Livingston ran for governor of New York in 1798, but was defeated by his former law partner John Jay. Then in 1801 Thomas Jefferson made him US minister to France. It was in this role that Livingston was sent to Paris in 1801. Livingston had been instructed by President Jefferson to negotiate for either a port at the mouth of the Mississippi river or for permanent trading rights in New Orleans.

2003 37¢ Louisiana Purchase Bicentennial
US #3782 was issued for the 200th anniversary of the Louisiana Purchase.

The following year, Jefferson also enlisted the help of Pierre Samuel du Pont de Nemours to assist in the negotiations.
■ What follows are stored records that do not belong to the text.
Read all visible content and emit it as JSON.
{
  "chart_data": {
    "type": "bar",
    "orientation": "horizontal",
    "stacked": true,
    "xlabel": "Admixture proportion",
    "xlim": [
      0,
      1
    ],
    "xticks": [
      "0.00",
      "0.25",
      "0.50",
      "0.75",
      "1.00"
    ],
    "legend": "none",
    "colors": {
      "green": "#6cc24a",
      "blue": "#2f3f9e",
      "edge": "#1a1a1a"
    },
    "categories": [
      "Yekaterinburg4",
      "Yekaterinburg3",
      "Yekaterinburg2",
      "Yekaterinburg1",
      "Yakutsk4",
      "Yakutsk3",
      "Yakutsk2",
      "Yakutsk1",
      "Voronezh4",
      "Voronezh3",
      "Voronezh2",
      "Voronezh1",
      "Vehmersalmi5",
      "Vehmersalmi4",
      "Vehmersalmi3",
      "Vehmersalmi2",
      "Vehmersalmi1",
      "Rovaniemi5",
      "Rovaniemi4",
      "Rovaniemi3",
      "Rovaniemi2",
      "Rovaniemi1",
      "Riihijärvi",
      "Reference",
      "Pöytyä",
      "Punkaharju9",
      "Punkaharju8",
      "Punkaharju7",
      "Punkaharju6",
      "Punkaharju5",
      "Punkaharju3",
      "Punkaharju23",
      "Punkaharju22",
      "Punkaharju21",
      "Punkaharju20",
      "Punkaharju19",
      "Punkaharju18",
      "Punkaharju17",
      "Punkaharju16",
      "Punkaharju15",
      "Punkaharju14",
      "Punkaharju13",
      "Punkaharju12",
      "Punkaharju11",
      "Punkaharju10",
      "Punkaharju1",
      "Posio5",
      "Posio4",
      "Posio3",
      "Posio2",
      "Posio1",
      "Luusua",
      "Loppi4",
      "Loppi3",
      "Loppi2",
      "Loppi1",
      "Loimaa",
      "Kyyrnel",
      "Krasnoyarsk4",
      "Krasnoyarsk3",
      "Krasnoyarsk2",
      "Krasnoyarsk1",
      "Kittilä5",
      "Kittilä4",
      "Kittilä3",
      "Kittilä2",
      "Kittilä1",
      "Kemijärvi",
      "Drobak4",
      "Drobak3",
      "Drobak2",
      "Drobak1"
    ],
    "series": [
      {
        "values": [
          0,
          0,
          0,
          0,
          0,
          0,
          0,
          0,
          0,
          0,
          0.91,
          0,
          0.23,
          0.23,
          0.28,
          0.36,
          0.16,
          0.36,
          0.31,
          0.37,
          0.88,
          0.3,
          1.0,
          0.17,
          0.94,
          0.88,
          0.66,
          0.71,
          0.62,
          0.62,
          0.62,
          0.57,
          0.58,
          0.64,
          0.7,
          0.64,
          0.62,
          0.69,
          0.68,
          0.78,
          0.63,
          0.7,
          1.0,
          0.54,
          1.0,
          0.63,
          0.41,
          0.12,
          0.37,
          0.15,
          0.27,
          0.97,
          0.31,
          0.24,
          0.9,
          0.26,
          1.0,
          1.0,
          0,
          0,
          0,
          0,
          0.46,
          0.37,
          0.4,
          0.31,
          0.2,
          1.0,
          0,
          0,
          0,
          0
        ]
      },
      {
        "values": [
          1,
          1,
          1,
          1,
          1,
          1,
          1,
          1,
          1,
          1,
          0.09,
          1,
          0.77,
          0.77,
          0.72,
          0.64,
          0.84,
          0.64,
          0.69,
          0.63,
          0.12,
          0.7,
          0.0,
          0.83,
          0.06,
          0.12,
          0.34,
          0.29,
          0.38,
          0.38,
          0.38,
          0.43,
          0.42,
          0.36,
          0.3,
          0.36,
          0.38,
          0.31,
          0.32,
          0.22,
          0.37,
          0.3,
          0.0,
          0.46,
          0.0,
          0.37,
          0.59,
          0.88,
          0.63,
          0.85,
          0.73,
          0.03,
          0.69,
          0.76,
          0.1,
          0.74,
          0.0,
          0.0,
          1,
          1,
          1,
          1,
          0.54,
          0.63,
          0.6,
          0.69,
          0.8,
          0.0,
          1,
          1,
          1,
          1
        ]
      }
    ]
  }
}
It was Nemours who introduced the idea of the much larger Louisiana Purchase to prevent future conflicts between the US and France.

By early 1803, French leader Napoleon Bonaparte realized that war with Britain was unavoidable and that his plans to build a New World Empire would not happen. Just days before James Monroe, another American negotiator, arrived in France, Bonaparte informed Livingston that he wished to sell the entire Louisiana Territory – a total of 828,800 square miles. Livingston managed to buy the entire Louisiana Purchase for 15 million dollars – that’s just 3 cents an acre! Of the purchase Livingston stated, “We have lived long but this is the noblest work of our whole lives… The United States take rank this day among the first powers of the world.”

1909 2¢ Hudson-Fulton Celebration: Half Moon and Clermont
US #372 – Hudson’s ship was sometimes called the Clermont, after Livingston’s home.

While he was in France, Livingston met and befriended Robert Fulton. Together they developed the world’s first successful steam boat, the North River Steamboat. Livingston had exclusive rights for steam navigation on the Hudson River in New York, and brought the ship there for commercial operations. Its homeport was Livingston’s family home, Clermont Manor. In August 1807, Livingston took the boat out on its first voyage from New York City to Albany. The trip, which previously took nearly a week, was completed in less than 2½ days. In 1811, he was part of the Erie Canal Commission, which later oversaw the construction of New York’s Erie Canal. Livingston spent his last years experimenting with agriculture and raising sheep before he died on February 26, 1813.